Güney duvarında giriş kapısının sağıda stelaklitli birer küçük mihrap bulunmaktadır. Taş kaplama, yuvarlak, kasnaksız, merkezi kubbeye, içten dört köşede yarımşar kubbe ile geçilir. Stelaklitli alçı mihrabı geometrik süs, kıvrık dal motifi ve nesih yazı ile dekore edilmiştir.

Merkezi kubbenin batısından iki kemer aralıklı, dikdörtgen plandaki zikir yerine buradan da Yunus Emre’ye ait türbeye ve minareye geçilir. Batıya açılan kapının üzerini küçük bir kubbe örter. 57 taş basamaklı tuğla minare sonradan yapılmıştır.

Türbe; caminin batı tarafında zikir yerinin bitişiğindedir. Tamamen kesme taşla yapılmıştır. Üzeri beşik tonoz örtülüdür. Zikir yerine iki batıya bir pencere açılmaktadır. Kemeri tek taştan yapılmış olan kapısı basıktır. Türbenin içi zikir yerinden ve caminin zemininden yüksektir. Altında cenazelik katı yoktur. İçeride tahtadan işlemesiz olarak yapılmış 4 sanduka bulunmaktadır.
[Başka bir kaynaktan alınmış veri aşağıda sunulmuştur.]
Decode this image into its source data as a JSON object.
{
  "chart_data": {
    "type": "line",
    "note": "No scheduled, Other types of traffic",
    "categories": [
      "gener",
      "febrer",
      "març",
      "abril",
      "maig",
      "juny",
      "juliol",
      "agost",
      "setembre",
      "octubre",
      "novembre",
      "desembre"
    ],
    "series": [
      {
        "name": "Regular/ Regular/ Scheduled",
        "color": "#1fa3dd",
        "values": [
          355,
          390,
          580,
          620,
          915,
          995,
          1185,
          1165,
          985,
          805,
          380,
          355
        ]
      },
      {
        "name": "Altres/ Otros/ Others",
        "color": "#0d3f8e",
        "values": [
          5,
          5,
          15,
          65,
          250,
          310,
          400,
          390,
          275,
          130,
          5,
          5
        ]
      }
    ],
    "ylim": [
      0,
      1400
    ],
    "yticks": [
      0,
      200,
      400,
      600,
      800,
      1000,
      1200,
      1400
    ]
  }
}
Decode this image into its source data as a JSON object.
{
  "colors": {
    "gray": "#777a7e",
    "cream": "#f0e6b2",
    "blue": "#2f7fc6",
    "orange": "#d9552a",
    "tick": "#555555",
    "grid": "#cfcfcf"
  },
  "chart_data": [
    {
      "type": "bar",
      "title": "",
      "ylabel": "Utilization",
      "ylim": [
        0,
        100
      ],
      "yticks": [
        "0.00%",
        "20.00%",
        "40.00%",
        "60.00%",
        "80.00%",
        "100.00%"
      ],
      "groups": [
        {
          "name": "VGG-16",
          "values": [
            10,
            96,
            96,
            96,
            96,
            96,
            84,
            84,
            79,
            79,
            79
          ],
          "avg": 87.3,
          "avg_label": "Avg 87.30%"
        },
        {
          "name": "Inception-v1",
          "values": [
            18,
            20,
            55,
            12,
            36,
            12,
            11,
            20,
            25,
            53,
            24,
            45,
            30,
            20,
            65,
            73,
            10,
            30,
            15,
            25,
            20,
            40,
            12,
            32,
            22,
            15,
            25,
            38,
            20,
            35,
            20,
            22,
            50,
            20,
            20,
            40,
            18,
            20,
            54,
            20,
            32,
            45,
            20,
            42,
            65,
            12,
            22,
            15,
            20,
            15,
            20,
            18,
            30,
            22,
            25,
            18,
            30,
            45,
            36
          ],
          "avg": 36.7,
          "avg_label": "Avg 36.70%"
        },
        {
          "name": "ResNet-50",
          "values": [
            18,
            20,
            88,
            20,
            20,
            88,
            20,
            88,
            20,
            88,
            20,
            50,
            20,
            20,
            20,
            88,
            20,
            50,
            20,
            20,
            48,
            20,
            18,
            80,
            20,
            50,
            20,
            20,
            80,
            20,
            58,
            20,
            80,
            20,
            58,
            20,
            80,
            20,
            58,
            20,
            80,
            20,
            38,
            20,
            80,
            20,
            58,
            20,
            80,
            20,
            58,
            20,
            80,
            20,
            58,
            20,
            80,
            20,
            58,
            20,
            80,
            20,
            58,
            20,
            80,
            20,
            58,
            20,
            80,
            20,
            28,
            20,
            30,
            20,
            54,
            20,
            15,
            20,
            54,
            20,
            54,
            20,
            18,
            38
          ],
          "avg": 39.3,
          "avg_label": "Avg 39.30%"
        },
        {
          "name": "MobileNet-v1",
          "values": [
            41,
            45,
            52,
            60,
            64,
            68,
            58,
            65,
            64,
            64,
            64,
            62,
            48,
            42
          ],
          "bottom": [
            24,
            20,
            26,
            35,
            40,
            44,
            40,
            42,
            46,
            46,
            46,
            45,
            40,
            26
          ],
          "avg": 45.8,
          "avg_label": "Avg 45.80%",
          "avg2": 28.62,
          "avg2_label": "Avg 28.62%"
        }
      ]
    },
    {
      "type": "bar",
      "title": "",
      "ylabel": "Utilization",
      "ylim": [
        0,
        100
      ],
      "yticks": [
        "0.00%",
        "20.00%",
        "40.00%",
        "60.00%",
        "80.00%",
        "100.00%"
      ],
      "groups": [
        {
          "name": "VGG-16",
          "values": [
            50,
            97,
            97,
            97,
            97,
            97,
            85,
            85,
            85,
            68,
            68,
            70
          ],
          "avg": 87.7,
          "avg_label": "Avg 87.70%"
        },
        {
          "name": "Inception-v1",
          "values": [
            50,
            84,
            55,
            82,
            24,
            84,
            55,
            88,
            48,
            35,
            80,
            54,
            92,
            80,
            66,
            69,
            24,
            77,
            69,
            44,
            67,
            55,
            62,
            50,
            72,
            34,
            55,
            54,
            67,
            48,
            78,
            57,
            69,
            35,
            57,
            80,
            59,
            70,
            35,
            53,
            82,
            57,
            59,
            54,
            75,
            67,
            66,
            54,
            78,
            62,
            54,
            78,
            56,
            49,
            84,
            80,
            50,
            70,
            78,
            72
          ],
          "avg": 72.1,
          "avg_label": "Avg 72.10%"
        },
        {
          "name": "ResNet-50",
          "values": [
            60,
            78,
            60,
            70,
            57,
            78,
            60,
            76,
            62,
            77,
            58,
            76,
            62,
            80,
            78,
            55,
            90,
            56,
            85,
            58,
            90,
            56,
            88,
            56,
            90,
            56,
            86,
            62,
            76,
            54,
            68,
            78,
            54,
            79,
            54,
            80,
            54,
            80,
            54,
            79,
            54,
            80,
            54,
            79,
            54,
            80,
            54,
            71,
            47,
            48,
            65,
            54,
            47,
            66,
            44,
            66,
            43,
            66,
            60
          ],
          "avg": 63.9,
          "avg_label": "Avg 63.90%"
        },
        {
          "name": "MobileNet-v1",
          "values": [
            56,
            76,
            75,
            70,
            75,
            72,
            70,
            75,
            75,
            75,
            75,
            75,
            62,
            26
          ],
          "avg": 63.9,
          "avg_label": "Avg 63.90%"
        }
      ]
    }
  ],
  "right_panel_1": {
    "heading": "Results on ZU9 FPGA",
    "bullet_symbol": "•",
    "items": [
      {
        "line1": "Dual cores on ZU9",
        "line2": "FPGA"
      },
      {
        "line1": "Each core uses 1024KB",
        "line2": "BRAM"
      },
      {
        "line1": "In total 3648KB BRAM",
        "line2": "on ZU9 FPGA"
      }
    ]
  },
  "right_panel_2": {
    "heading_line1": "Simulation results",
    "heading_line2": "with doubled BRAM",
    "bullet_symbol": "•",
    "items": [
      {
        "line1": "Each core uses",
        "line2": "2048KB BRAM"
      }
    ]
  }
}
Kuzeyde olan sanduka Yunus Emre’ye aittir. 2. sanduka Tapduk Emre’ye, 3. sanduka Yunus Emre’nin oğlu İsmail Emre’ye 4. sandukanın da kızına aittir. Türbenin, zikir yerinin ve caminin hiçbir yerinde yapıldığı tarihi ve yaptıranı gösteren kitabe gösteren kitabe yoktur.

Cami ve türbe 1993-1994 yıllarında Vakıflar Genel Müdürlüğü tarafından aslına uygun olarak restore edilmiştir.